According to the Centers for Disease Control (CDC), smoking increases the risk of lung cancer by 23 times in men and by 13 times in women. The CDC also tells us that excessive alcohol use is responsible for an average of about 30 years of potential life lost (YPLL). Yet, you can find a handful of chain-smoking, binge-drinking risk-takers who manage to live in good health for more than a century. The bottom line here is that colorful exceptions do not alter the dominant regularity: smoking still kills.

Similarly, poorly governed companies whose accounting practices distort the economic value of the enterprise expose investors to material and avoidable risks.

3. In Conclusion: When paradigms shift, shift with them.

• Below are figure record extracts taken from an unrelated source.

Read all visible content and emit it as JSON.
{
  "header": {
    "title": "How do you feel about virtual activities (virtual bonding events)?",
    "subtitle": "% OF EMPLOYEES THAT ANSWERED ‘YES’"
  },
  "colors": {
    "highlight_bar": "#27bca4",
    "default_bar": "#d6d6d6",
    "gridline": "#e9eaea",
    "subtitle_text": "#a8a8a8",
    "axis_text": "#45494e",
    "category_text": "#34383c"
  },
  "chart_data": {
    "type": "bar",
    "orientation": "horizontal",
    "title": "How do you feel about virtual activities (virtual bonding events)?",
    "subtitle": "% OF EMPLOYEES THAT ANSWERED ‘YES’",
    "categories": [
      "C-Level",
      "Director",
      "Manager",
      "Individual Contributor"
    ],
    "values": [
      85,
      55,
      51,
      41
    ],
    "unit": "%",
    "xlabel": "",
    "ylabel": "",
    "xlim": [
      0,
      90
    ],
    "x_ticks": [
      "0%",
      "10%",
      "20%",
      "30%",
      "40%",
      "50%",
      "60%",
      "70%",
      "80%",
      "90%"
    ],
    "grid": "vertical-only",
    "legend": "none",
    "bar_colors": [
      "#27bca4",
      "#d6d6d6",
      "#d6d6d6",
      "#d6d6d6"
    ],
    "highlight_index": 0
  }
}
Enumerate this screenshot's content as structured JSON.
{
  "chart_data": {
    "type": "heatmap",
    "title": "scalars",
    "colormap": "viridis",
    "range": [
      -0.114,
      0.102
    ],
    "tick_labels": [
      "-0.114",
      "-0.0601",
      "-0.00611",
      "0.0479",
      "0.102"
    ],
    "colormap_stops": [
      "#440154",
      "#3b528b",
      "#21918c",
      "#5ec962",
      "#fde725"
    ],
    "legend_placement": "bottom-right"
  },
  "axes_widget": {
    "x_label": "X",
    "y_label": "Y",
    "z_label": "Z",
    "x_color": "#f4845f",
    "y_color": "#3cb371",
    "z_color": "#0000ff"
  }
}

Obsolete ideas don’t always die peacefully. Long after they’ve outlived their usefulness, they still cling to life and resist the rise of superior ideas. Modern finance can be prey to obsolete ideas sustained by nothing but the force of cultural and institutional inertia. This will change because it is now in the best economic interest of every individual market participant to broaden his or her idea of risk and value.

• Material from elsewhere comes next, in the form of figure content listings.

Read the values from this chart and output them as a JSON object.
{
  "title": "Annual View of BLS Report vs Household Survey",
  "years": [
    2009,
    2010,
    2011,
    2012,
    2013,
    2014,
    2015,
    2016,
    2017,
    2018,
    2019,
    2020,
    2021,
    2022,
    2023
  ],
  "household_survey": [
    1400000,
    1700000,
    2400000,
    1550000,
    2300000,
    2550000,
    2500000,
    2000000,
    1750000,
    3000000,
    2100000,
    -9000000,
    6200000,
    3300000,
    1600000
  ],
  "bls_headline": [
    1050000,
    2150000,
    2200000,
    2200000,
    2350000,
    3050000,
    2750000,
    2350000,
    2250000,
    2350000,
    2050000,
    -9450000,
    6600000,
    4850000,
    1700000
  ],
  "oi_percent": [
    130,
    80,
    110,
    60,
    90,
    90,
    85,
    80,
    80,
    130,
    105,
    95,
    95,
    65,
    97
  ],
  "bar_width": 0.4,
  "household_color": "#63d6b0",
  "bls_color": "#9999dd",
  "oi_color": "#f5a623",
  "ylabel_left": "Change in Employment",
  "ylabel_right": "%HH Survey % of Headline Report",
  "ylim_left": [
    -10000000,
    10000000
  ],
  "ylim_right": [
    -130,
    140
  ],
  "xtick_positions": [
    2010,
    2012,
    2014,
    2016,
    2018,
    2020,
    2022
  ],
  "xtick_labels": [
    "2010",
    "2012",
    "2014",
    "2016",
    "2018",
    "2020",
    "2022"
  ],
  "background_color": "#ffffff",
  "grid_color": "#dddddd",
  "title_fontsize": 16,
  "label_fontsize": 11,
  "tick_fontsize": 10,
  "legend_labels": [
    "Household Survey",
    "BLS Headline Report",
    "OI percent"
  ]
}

In the history of progressive ideas that succeed in the struggle for survival, we find a common pattern. The idea starts out on the subversive fringe. It attracts followers and believers. It builds political power and soon achieves mainstream respectability. In the final stage, the idea gets woven into the cultural fabric. It starts to sound obvious, and it helps change institutional and individual behaviors and habits of mind. Arguably, ESG/AGR has not yet entered this final stage characterized by broad mainstream consensus. In my view, this consensus is inevitable because the evidence is overwhelming, and so is the need for change.